At a combative White House press conference yesterday, Trump repeated his commitment to his particular brand of deregulation.
“We’ve imposed a temporary moratorium on new federal regulations,” he said. “We’ve issued a game-changing new rule that says for each one new regulation, two old regulations must be eliminated. Makes sense. Nobody has ever seen regulations like we have. If you go to other countries and you look at industries they have, and you say, let me see your regulations, and they’re a fraction, just a tiny fraction of what we have.”
The president also reiterated that commitment this week during a “listening session” with the retail sector. “Over-regulation costs our economy an estimated $2 trillion a year, which is incredible — $2 trillion — and it costs your businesses a lot of money, tremendous amounts of money and time,” he claimed. “We’re cutting regulations big league. We are really cutting them by massive amounts.”

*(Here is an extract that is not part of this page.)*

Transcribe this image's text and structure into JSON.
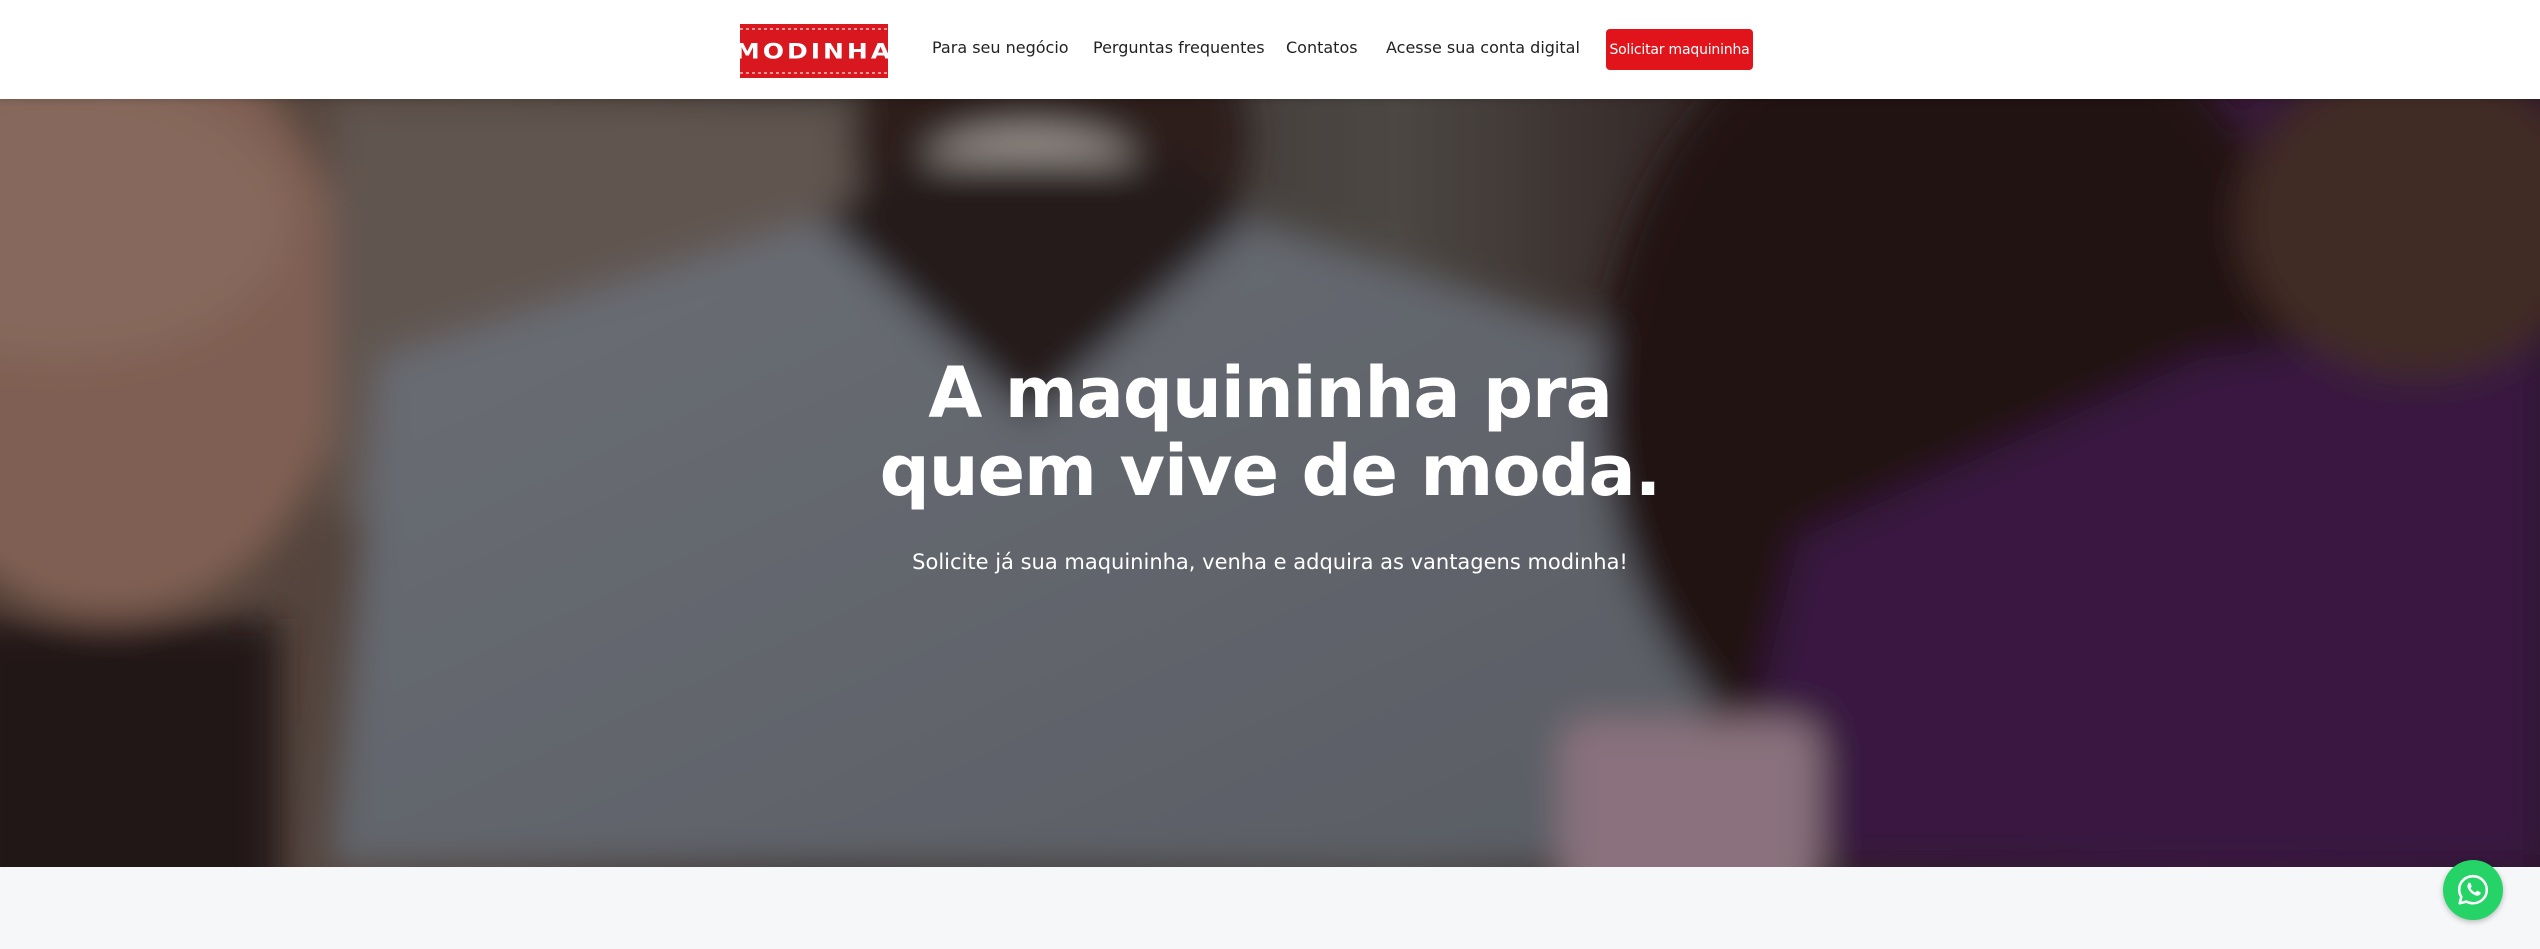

It has not gone unnoticed by some in the tech industry. Only last week, Intel CEO Brian Krzanich joined Trump to announce that Intel is making a $7 billion investment in a new factory — Fab 42 — in Chandler, Arizona. And he credited Trump’s policies with the decision to go ahead with the factory, despite having worked on plans for it for several years.

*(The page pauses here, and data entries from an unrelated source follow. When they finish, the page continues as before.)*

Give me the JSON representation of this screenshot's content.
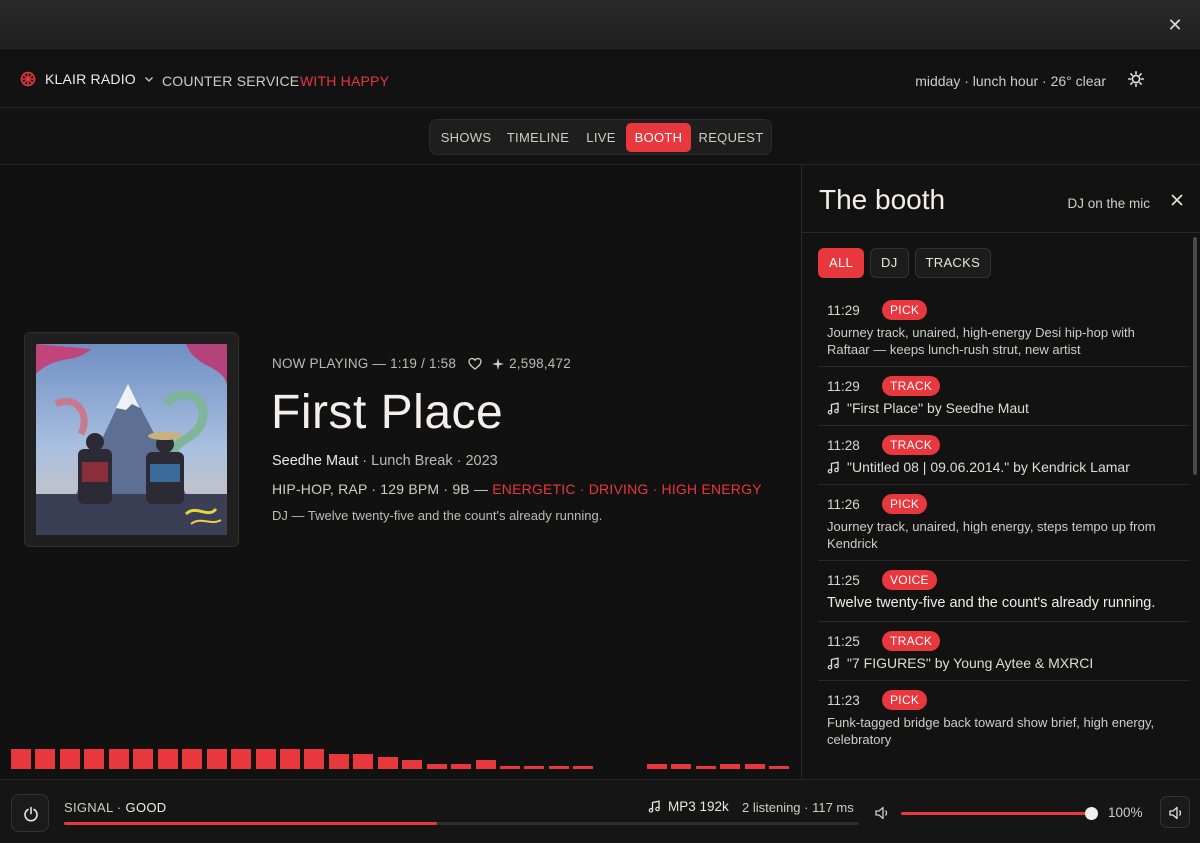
{
  "window": {
    "close_glyph": "✕"
  },
  "nav": {
    "brand": "KLAIR RADIO",
    "show": "COUNTER SERVICE",
    "host": "WITH HAPPY",
    "weather": "midday · lunch hour · 26° clear"
  },
  "tabs": [
    {
      "label": "SHOWS",
      "active": false
    },
    {
      "label": "TIMELINE",
      "active": false
    },
    {
      "label": "LIVE",
      "active": false
    },
    {
      "label": "BOOTH",
      "active": true
    },
    {
      "label": "REQUEST",
      "active": false
    }
  ],
  "now_playing": {
    "label": "NOW PLAYING — 1:19 / 1:58",
    "plays": "2,598,472",
    "title": "First Place",
    "artist": "Seedhe Maut",
    "album_year": " · Lunch Break · 2023",
    "genre": "HIP-HOP, RAP · 129 BPM · 9B — ",
    "mood": "ENERGETIC · DRIVING · HIGH ENERGY",
    "dj_note": "DJ — Twelve twenty-five and the count's already running."
  },
  "visualizer": {
    "levels": [
      0.22,
      0.22,
      0.22,
      0.22,
      0.22,
      0.22,
      0.22,
      0.22,
      0.22,
      0.22,
      0.22,
      0.22,
      0.22,
      0.17,
      0.17,
      0.13,
      0.1,
      0.06,
      0.06,
      0.1,
      0.03,
      0.03,
      0.03,
      0.03,
      0,
      0,
      0.05,
      0.05,
      0.03,
      0.05,
      0.05,
      0.03
    ],
    "color": "#e8373d"
  },
  "booth": {
    "title": "The booth",
    "subtitle": "DJ on the mic",
    "filters": [
      {
        "label": "ALL",
        "active": true
      },
      {
        "label": "DJ",
        "active": false
      },
      {
        "label": "TRACKS",
        "active": false
      }
    ],
    "entries": [
      {
        "time": "11:29",
        "kind": "PICK",
        "text": "Journey track, unaired, high-energy Desi hip-hop with Raftaar — keeps lunch-rush strut, new artist"
      },
      {
        "time": "11:29",
        "kind": "TRACK",
        "text": "\"First Place\" by Seedhe Maut"
      },
      {
        "time": "11:28",
        "kind": "TRACK",
        "text": "\"Untitled 08 | 09.06.2014.\" by Kendrick Lamar"
      },
      {
        "time": "11:26",
        "kind": "PICK",
        "text": "Journey track, unaired, high energy, steps tempo up from Kendrick"
      },
      {
        "time": "11:25",
        "kind": "VOICE",
        "text": "Twelve twenty-five and the count's already running."
      },
      {
        "time": "11:25",
        "kind": "TRACK",
        "text": "\"7 FIGURES\" by Young Aytee & MXRCI"
      },
      {
        "time": "11:23",
        "kind": "PICK",
        "text": "Funk-tagged bridge back toward show brief, high energy, celebratory"
      }
    ]
  },
  "player": {
    "signal_label": "SIGNAL ·",
    "signal_value": "GOOD",
    "progress": 0.469,
    "codec": "MP3 192k",
    "listening": "2 listening · 117 ms",
    "volume": 1.0,
    "volume_label": "100%"
  },
  "colors": {
    "accent": "#e8373d",
    "background": "#111111"
  }
}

“We held off actually doing this investment until now,” Krzanich said at a briefing announcing the new factory. “It’s really in support of the tax and regulatory policies that we see the administration pushing forward that really make it advantageous to do manufacturing in the U.S.”

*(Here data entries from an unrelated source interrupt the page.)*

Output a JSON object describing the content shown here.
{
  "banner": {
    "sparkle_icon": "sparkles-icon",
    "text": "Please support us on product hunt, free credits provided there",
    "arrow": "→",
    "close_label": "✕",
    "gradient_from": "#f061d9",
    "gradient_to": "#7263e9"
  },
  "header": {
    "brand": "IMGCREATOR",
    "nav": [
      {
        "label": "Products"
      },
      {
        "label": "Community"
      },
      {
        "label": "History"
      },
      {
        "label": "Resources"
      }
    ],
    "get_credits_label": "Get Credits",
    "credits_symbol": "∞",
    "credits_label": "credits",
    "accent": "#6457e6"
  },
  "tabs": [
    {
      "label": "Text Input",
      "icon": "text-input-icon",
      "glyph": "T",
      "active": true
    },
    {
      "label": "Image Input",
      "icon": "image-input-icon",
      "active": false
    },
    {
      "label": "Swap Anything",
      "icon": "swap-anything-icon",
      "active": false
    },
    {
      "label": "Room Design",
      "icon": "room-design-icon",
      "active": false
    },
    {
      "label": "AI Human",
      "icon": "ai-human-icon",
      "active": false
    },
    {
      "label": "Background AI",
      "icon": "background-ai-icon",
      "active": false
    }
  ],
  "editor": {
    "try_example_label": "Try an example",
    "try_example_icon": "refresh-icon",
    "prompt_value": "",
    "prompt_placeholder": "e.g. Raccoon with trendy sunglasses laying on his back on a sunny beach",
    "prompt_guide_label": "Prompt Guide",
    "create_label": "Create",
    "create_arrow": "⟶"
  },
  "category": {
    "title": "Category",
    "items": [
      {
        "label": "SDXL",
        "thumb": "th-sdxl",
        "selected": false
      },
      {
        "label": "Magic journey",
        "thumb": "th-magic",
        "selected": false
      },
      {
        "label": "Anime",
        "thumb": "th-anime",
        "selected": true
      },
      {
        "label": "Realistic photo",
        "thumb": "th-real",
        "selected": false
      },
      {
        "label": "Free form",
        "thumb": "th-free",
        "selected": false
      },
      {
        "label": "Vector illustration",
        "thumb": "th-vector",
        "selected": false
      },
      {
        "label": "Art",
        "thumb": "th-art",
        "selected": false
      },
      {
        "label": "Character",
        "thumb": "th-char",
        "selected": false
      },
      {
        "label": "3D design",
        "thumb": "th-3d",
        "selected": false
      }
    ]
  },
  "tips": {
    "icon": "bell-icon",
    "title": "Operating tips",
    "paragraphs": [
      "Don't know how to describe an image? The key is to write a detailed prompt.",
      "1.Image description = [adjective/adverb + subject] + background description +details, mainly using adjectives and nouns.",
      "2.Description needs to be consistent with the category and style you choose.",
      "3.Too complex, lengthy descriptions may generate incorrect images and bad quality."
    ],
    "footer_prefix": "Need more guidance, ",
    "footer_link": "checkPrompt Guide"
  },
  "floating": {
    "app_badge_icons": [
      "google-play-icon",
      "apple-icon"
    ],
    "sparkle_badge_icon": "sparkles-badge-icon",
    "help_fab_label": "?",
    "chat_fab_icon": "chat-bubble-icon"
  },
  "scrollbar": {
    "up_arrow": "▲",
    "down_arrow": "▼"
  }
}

Trump also spoke about the Intel deal in his weekly address.
Will Corporate Tax Cuts Bring Tech Money Home?
Of course, many of those policies have yet to be revealed yet – except in the broadest terms. During last year’s bruising campaign, then candidate-Trump promised to bring corporate tax rates down to 15 percent from its current top level rate of 35 percent. While that corporate tax rate reduction alone would be cause for some rejoicing in the boardrooms of tech companies, it also paves the way to untangle so of the many complex global tax issues that companies like Apple have suffered from in recent years.
Apple, like many large companies in US tech industry, has been choosing to leave large amounts of its international revenue overseas – so that it doesn’t have to pay the US current top-level tax rate on those revenues. But that strategy started to unravel in late August of last year when Apple was issued with a massive $14.6 billion retroactive tax bill from the European Commission for alleged unpaid taxes in Ireland.
At the time, Senate Finance Committee Chairman Orrin Hatch (R-Utah) met with European Commissioner for Competition Margrethe Vestager to discuss the issue – and came away suggesting the kind of tax reform that should be music to Apple’s ears.
“We must do our part to address the anti-competitive nature of the U.S. tax code and the impact it has had on our domestic job-creators both here and abroad,” he said then. “Lowering the corporate tax burden and shifting to a territorial regime with base erosion protections will help shift our economic landscape and produce fertile ground for more businesses to invest here at home. It’s an achievable, bipartisan goal that holds great promise, should we get a willing partner in the White House.”
Good news, bad news at the FCC
The new administration is also committed to big changes at the Federal Communications Commission – and some of those changes may benefit some tech and telecoms companies. But it may also make life harder for start-ups and newer large competitors.
Take the streaming video business as an example. Newly-appointed FCC Chairman Ajit Pai let it be known in his first month that he wasn’t going to stand in the way of entrenched market leaders using vertical integration to offer cheaper deals to consumers that, in doing so, made life harder for competitors.
On Feb. 3, the FCC notified AT&T Mobility, T-Mobile, and Verizon Wireless that it would be closing its inquiries into each company’s “sponsored data and zero-rating offerings.” This means that AT&T (which owns DirectTV), for example, will be continue to be allowed to offer preferential deals to DirectTV subscribers so that streaming DirectTV content doesn’t “count” against monthly data plan limits.
So that’s great news if you are one of the big wireless carriers. But if you’re Amazon Prime Video, NetFlix or Hulu, it’s not such great news as it means that customers now have a strong incentive to stream video content using the DirectTV app and service on their phones, rather than competitive services.
The industry may, however, get broader benefit from the new FCC chairman’s commitment to further national rollout of broadband internet access. Pai outlined some of his work on expanding broadband in a blog post at the beginning of February.
“I worked with New York Governor Andrew Cuomo, Senator Charles Schumer, Representative Chris Collins, and other officials to direct $170 million in federal funding to build out broadband in upstate New York to places that are currently unserved,” he said. “I (have) shared with my colleagues and set votes for February 23 on two detailed proposals for closing the digital divide. One of them would direct billions of dollars — with a “b” — over a decade toward making sure that all parts of this country have 4G LTE coverage. (Currently, there are too many gaps where your phone displays “No Service” — as I saw for myself during a recent drive from Wichita, Kansas to Des Moines, Iowa.) The other would allocate nearly $2 billion — again with a “b” — for advancing fixed broadband service across the country.”
Pai also talked in his post about a proposal he’s working members of Congress for “Gigabit Opportunity Zones” – which he says would use tax incentives to encourage the deployment of ultra-fast broadband in lower-income areas.
So there is clearly an argument to suggest that many tech companies – and particularly those with businesses in the cloud – will benefit significantly from national broadband expansion. Cynics, however, may suggest that expanding broadband access is the “motherhood and apple pie” issue of the 21st century.